Vorrei che in questo momento i cristiani in Occidente, facessero la stessa cosa. Che noi costruissimo un cordone di protezione intorno a quell’islam fatto di persone come noi, che sperano in una condizione di vita migliore, che vivono pacificamente, guadagnandosi il pane con il loro lavoro. La religione nella sua versione integralista è trasversale. Esiste nell’islam, nell’induismo, nel buddismo, nell’ebraismo; e, nel cristianesimo, ha scritto tragiche pagine di storia, come tutti sappiamo.

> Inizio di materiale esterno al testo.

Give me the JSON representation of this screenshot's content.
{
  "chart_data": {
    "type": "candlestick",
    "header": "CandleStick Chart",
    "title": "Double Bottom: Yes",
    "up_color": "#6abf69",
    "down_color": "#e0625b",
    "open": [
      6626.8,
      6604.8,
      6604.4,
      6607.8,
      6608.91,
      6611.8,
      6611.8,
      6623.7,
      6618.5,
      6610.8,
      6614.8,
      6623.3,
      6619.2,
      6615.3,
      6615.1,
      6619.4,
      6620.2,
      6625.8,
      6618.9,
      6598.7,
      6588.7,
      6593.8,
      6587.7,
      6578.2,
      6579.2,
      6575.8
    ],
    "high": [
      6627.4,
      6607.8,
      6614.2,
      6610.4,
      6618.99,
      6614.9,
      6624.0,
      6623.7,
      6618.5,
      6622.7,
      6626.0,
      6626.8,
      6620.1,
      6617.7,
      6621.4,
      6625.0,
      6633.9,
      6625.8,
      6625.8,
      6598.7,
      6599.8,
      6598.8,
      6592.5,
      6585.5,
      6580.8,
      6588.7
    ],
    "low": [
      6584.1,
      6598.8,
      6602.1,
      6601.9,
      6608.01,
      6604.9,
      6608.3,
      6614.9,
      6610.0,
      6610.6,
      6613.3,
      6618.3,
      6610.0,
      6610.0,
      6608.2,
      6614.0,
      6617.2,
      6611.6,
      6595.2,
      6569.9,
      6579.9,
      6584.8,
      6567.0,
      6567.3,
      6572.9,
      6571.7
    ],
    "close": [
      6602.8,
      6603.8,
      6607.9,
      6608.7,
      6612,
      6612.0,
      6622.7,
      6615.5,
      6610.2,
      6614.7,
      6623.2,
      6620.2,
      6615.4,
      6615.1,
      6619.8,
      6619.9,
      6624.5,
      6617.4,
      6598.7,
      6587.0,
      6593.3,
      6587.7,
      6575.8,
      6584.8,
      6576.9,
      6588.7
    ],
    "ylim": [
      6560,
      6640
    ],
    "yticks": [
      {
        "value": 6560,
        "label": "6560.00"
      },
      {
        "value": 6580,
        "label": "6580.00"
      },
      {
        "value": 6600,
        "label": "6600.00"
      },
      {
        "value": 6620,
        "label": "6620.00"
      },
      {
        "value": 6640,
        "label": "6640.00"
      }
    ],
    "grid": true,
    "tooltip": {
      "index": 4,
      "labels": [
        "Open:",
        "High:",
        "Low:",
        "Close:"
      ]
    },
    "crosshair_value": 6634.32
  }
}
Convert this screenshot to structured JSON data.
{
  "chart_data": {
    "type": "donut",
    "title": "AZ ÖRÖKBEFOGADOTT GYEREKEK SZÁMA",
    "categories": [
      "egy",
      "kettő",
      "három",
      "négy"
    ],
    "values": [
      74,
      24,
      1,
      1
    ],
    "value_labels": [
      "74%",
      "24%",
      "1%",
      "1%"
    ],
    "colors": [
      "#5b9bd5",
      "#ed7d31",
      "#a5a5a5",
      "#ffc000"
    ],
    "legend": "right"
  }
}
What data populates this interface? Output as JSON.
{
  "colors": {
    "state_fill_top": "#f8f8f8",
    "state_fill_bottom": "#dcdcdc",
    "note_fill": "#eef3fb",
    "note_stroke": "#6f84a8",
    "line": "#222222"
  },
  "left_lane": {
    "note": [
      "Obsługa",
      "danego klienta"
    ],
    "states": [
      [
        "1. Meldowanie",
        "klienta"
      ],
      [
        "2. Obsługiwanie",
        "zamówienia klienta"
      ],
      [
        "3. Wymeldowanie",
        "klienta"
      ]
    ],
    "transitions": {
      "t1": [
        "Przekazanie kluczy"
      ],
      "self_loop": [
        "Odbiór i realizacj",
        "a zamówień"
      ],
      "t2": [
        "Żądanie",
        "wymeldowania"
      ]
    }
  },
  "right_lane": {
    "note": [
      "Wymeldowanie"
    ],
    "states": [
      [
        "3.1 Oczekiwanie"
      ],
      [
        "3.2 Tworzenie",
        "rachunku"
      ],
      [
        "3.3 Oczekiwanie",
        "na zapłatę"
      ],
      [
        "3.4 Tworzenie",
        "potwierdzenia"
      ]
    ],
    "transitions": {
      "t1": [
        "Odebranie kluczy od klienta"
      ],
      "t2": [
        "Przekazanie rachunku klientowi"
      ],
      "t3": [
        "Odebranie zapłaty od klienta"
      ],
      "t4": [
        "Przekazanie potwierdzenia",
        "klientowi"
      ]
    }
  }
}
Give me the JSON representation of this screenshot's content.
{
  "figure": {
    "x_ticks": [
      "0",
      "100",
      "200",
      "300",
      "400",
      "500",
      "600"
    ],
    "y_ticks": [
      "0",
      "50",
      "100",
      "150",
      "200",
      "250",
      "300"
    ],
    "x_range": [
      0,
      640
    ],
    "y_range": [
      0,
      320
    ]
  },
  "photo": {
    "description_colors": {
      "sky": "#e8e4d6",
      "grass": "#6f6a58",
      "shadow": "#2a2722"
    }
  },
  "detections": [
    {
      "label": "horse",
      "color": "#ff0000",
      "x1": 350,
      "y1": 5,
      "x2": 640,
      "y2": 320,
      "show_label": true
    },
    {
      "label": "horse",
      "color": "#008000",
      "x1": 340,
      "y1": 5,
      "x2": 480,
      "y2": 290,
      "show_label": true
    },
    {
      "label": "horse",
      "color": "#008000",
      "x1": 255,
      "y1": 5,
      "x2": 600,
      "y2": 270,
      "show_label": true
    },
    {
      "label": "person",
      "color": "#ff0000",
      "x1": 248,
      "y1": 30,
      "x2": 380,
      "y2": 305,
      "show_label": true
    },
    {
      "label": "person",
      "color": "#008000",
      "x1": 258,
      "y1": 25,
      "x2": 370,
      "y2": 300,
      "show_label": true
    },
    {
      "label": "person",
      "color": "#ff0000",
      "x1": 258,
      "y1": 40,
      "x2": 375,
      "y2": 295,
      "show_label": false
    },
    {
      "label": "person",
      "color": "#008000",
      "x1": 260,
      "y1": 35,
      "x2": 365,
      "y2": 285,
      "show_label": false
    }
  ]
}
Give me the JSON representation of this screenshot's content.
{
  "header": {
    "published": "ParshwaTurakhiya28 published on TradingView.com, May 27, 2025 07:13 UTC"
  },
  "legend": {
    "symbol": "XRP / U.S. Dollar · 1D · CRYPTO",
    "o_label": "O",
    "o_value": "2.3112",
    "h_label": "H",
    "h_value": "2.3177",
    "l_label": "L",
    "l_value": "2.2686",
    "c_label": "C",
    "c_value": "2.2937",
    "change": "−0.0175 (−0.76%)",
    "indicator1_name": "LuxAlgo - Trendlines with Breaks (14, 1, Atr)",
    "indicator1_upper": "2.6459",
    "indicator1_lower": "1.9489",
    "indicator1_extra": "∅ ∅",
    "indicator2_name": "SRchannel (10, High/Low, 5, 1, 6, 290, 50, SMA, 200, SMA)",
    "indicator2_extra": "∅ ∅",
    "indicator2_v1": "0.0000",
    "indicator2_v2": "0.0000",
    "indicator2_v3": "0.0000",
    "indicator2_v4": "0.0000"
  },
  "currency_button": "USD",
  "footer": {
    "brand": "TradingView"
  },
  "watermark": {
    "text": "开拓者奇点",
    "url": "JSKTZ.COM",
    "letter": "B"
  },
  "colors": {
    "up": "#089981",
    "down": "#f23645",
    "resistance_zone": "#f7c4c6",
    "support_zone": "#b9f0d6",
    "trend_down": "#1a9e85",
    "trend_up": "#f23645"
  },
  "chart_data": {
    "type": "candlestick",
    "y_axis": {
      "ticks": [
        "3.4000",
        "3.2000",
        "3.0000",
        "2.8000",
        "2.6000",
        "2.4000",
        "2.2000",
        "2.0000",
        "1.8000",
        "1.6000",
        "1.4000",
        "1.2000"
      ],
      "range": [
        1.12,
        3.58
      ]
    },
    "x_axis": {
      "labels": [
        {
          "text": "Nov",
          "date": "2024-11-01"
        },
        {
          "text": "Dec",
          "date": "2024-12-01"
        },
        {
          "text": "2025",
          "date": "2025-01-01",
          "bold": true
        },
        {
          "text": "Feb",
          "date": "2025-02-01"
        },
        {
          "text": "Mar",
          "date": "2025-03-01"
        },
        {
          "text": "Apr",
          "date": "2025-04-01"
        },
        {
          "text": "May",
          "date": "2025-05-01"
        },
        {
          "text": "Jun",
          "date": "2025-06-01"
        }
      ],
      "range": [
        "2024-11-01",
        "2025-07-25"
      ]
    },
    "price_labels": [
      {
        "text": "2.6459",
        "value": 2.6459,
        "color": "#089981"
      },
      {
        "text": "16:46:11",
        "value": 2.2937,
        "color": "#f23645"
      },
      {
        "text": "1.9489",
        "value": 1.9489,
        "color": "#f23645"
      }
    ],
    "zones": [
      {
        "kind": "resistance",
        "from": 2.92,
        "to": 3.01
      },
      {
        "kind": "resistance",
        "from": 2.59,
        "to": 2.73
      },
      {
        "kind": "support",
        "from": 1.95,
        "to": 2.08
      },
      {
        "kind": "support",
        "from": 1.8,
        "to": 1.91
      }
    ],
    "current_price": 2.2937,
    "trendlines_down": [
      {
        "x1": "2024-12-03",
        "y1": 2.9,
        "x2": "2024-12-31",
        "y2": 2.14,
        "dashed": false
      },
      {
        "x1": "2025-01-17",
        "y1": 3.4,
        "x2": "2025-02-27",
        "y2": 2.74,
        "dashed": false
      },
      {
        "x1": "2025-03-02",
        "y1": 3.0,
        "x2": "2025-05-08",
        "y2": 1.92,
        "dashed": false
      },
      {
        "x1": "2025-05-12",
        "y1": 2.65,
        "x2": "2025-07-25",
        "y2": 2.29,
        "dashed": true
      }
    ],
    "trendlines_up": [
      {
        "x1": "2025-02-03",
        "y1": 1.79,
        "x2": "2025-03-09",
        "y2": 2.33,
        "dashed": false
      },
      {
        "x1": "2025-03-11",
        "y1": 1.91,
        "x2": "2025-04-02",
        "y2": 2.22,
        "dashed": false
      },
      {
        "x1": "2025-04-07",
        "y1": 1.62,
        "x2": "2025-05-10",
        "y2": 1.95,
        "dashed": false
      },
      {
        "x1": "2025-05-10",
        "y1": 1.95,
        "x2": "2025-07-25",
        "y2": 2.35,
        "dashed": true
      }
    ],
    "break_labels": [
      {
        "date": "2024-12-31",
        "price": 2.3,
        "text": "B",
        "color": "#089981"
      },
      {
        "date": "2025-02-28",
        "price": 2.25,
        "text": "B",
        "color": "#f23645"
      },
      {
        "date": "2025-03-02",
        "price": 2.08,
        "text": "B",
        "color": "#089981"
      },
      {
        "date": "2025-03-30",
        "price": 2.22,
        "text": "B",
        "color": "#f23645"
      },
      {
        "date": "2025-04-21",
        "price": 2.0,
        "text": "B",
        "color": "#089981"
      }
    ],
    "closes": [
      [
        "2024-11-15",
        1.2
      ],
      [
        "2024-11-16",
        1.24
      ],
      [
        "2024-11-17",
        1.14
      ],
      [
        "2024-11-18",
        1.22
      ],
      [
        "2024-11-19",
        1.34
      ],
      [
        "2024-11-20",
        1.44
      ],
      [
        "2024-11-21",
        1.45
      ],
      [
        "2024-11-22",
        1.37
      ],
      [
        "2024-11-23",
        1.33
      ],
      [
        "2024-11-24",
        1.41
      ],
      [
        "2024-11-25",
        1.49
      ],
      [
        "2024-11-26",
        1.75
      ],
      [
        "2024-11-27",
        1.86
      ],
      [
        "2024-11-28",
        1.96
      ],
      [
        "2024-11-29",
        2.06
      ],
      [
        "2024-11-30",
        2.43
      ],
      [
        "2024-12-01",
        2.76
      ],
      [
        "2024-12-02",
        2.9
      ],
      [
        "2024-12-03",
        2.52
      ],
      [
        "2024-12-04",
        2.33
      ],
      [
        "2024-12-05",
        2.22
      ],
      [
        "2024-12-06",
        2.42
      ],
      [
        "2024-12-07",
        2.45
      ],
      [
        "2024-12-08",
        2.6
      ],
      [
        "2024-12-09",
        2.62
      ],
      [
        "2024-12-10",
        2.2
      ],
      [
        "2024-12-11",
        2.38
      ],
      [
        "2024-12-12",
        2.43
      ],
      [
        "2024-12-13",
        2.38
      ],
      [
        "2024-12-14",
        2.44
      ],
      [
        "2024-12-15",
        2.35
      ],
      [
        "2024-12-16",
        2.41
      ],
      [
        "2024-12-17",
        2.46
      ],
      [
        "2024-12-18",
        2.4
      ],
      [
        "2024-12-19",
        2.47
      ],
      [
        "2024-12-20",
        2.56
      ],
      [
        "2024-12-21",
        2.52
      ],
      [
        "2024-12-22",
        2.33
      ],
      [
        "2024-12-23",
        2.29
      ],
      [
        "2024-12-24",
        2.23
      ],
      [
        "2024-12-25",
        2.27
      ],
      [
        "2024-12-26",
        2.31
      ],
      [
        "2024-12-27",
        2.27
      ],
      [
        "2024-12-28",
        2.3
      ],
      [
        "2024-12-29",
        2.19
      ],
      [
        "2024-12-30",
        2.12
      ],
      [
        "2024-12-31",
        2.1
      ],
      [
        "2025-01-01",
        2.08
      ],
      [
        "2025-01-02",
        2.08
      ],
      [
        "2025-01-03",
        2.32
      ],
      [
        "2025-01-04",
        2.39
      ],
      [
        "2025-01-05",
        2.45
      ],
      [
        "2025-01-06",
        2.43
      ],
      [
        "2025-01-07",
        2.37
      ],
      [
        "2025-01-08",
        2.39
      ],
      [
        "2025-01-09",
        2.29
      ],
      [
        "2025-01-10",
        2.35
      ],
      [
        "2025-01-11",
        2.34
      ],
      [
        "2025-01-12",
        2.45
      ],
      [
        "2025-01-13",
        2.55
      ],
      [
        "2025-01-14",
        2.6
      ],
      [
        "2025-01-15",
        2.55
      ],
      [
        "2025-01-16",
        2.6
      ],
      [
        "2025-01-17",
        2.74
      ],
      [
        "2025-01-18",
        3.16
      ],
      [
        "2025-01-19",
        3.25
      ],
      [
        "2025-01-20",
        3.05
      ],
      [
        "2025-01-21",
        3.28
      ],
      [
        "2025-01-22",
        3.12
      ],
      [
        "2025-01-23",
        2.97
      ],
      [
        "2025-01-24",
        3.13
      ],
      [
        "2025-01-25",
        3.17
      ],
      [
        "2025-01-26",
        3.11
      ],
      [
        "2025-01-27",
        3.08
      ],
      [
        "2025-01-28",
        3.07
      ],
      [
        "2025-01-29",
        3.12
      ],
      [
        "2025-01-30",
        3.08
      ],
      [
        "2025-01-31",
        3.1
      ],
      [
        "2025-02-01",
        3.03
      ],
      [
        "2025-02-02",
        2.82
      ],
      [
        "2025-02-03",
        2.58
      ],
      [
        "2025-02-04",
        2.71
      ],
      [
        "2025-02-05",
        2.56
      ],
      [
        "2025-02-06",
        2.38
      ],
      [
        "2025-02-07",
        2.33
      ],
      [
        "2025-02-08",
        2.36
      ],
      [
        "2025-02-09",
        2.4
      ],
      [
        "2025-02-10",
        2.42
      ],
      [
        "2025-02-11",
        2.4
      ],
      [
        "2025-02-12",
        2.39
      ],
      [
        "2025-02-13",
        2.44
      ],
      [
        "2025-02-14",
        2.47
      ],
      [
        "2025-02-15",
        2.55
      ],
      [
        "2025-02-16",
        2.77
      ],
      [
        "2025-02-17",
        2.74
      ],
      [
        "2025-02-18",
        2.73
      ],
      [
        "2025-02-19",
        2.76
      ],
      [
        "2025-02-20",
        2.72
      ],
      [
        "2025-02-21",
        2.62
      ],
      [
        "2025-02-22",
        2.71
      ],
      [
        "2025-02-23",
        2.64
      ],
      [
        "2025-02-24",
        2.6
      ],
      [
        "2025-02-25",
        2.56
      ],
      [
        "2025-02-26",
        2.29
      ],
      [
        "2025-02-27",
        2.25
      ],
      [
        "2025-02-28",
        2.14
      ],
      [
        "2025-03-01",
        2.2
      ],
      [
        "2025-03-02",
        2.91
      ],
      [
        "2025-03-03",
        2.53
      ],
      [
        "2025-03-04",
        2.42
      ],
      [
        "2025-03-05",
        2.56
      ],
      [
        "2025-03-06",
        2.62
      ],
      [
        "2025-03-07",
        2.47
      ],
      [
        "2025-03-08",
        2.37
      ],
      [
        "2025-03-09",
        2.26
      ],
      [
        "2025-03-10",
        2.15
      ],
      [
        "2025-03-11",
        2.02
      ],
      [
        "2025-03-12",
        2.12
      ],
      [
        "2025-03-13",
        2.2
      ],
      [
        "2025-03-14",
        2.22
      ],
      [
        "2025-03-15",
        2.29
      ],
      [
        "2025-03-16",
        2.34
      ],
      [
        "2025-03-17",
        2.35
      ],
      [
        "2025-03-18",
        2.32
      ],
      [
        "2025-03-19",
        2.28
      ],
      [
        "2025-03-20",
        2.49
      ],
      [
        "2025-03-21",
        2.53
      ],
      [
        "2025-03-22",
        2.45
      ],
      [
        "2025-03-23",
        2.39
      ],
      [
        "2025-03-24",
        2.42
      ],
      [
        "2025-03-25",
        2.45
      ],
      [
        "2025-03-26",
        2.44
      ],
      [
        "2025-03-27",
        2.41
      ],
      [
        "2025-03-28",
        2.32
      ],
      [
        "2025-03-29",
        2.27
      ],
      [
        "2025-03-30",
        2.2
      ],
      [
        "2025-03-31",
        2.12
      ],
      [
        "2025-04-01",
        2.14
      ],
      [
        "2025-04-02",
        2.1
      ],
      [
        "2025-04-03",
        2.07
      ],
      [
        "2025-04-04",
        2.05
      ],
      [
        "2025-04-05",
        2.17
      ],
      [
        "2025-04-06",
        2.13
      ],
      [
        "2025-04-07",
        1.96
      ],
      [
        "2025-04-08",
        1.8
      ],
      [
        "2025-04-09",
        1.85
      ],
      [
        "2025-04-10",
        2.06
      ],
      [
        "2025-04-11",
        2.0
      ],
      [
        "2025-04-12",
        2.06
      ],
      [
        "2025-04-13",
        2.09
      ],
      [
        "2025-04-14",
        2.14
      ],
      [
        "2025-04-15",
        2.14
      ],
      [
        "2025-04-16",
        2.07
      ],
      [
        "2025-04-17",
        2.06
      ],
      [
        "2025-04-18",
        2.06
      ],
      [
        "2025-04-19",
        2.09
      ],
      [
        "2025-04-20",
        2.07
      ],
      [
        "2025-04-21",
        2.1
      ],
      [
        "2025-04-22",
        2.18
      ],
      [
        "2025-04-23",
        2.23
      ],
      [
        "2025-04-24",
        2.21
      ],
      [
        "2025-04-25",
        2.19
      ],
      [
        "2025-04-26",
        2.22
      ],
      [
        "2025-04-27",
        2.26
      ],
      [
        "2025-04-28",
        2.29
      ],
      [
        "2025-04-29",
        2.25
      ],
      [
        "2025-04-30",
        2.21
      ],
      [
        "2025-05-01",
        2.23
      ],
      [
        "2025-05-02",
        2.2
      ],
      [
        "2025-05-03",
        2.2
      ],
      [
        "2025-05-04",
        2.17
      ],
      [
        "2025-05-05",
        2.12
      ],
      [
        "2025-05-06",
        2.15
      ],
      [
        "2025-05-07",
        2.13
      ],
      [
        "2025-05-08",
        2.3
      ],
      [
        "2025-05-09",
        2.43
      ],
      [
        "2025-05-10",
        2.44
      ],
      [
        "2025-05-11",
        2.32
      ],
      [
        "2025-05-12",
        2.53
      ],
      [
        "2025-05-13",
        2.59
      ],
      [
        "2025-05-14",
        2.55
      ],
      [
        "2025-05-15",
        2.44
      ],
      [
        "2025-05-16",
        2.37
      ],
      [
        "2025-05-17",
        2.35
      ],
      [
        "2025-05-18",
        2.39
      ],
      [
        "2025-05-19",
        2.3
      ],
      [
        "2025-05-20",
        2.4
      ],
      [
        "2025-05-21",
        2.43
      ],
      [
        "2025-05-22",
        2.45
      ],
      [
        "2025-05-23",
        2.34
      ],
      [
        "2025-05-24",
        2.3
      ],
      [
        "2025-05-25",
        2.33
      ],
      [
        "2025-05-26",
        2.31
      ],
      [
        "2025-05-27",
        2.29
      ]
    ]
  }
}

La religione è a volte una maschera di cui alcuni criminali si servono per fini di potere e che, purtroppo, molti ingenui o spaesati finiscono per indossare. Una maschera che nasconde il proprio volto per non incontrare e riconoscere quello dell’altro. Il terrorista religioso infatti per distruggere alla cieca l’altro e amplificare la sua azione devastatrice, ha bisogno di cancellare del tutto l’umanità del supposto nemico, ma anche la propria. Quello che considerano come «atto di estremo sacrificio», in realtà è atto estremo di bestemmia, con il quale si nomina Dio nella cui immagine siamo stati fatti, ma si serve un idolo assetato di sangue. D’altra parte l’islamofobia usata come un randello da alcuni nostri politici irresponsabili, persegue la stessa logica: cancellare il volto dell’altro.
Credo che la prova dell’autenticità di ogni religione sia la sua disposizione all’autocritica. Noi protestanti, enunciando il principio ecclesia reformata semper reformanda, diciamo che la chiesa ha sempre bisogno di ripensarsi, se necessario di tornare sui suoi passi, di pentirsi, di cambiare. Anche il pontificato di Papa Bergoglio sembra animato dal desiderio di scendere dai pulpiti e fare umile pulizia nelle proprie sagrestie.
Anche l’Islam ha bisogno di un rinnovamento culturale, teologico e storico che spunti le armi ideologiche di chi utilizza il testo sacro per fomentare l’odio, ma anche per analizzare criticamente la storia della propria diffusione nel mondo. Comunque non spetta a noi individuare e stigmatizzare i versetti coranici usati per giustificare la violenza. Possiamo dedicarci più proficuamente a questo esercizio, individuando quelli della Bibbia che sono stati usati a questo scopo, e sappiamo che non è difficile trovarli.
Il compito che Dio affida a tutti noi, credo sia stato indicato proprio da quegli islamici che si sono schierati a protezione delle nostre chiese: essere gli uni cordone di protezione degli altri, contro le generalizzazioni della propaganda bellica, contro l’uso della religione come di una maschera che copre la nostra comune umanità, e ci impedisce di riconoscerci figli di quell’unico Dio che crea e che ama.